Phase 3 — Verification

# Scenario Expected
1 Agent CRUD Create/read/update/delete local and cloud configs; tier limits enforced (free=2, pro=10)
2 WS device connect Electron connects → device_hello → backend stores connection → triggers overdue runs
3 Local agent run Backend sends agent_run → Electron reads files → agent_data → backend AI extracts → tool_call(insert) → Electron persists with isAiSuggested=1
4 Cloud agent run Backend fetches Gmail → AI extracts tasks → tool_call(insert) → Electron persists
5 Device binding Local agent config with device_id=A only triggers when device A is connected
6 Chatbot Journey Start journey → 3-5 Q&A turns → produces valid prompt_template
7 Schedule Agent with schedule_cron="0 */6 * * *" runs every 6h when device is online
8 Offline resilience Device offline → runs skipped → device reconnects → overdue runs trigger immediately
9 OAuth flow Gmail authorize → callback → token encrypted → stored in config → fetch emails works

Phase 3 — New Dependencies

Package Purpose
google-api-python-client Gmail API access
google-auth-oauthlib Gmail OAuth2 flow
msgraph-sdk Outlook + Teams API access
msal MS identity platform auth
apscheduler>=4.0 Agent scheduling
cryptography (Fernet) OAuth token encryption at rest

Phase 5 — Shared Memory (SUPERSEDED)

This phase has been fully replaced by V3_MIGRATION_PLAN.md.

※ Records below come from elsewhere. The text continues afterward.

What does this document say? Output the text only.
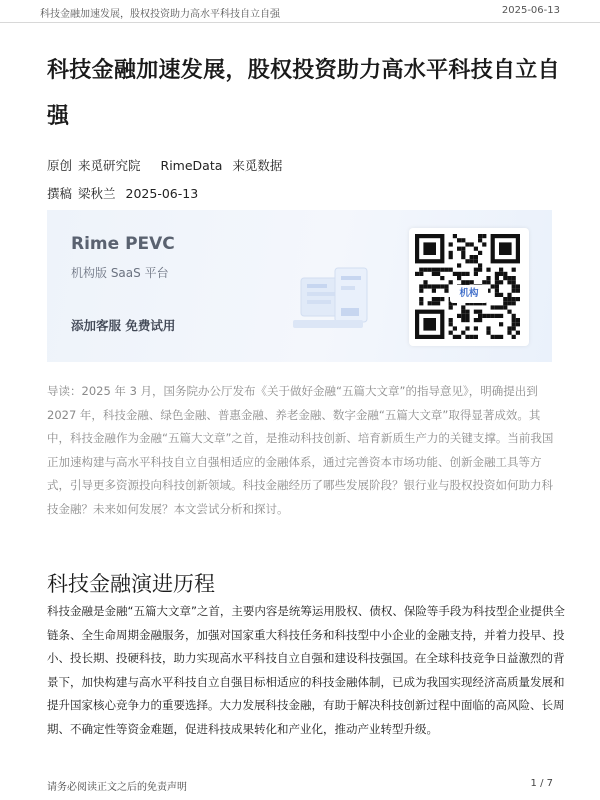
科技金融加速发展，股权投资助力高水平科技自立自强	2025-06-13
科技金融加速发展，股权投资助力高水平科技自立自强
原创 来觅研究院 RimeData 来觅数据
撰稿 梁秋兰 2025-06-13
Rime PEVC
机构版 SaaS 平台
添加客服 免费试用
机构
导读：2025 年 3 月，国务院办公厅发布《关于做好金融“五篇大文章”的指导意见》，明确提出到 2027 年，科技金融、绿色金融、普惠金融、养老金融、数字金融“五篇大文章”取得显著成效。其中，科技金融作为金融“五篇大文章”之首，是推动科技创新、培育新质生产力的关键支撑。当前我国正加速构建与高水平科技自立自强相适应的金融体系，通过完善资本市场功能、创新金融工具等方式，引导更多资源投向科技创新领域。科技金融经历了哪些发展阶段？银行业与股权投资如何助力科技金融？未来如何发展？本文尝试分析和探讨。
科技金融演进历程
科技金融是金融“五篇大文章”之首，主要内容是统筹运用股权、债权、保险等手段为科技型企业提供全链条、全生命周期金融服务，加强对国家重大科技任务和科技型中小企业的金融支持，并着力投早、投小、投长期、投硬科技，助力实现高水平科技自立自强和建设科技强国。在全球科技竞争日益激烈的背景下，加快构建与高水平科技自立自强目标相适应的科技金融体制，已成为我国实现经济高质量发展和提升国家核心竞争力的重要选择。大力发展科技金融，有助于解决科技创新过程中面临的高风险、长周期、不确定性等资金难题，促进科技成果转化和产业化，推动产业转型升级。
请务必阅读正文之后的免责声明	1 / 7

  • Chat WS fix → V3 Step 5 (Unified WS Handler — single multiplexed socket)
  • Agent memory → V3 Steps 67 (Cloud-side MemGPT-style memory in PostgreSQL + pgvector, encrypted at rest with per-user Fernet key)

The on-device KV approach (Electron SQLite agent_memory table) is no longer the target architecture. See V3_MIGRATION_PLAN.md for the current plan.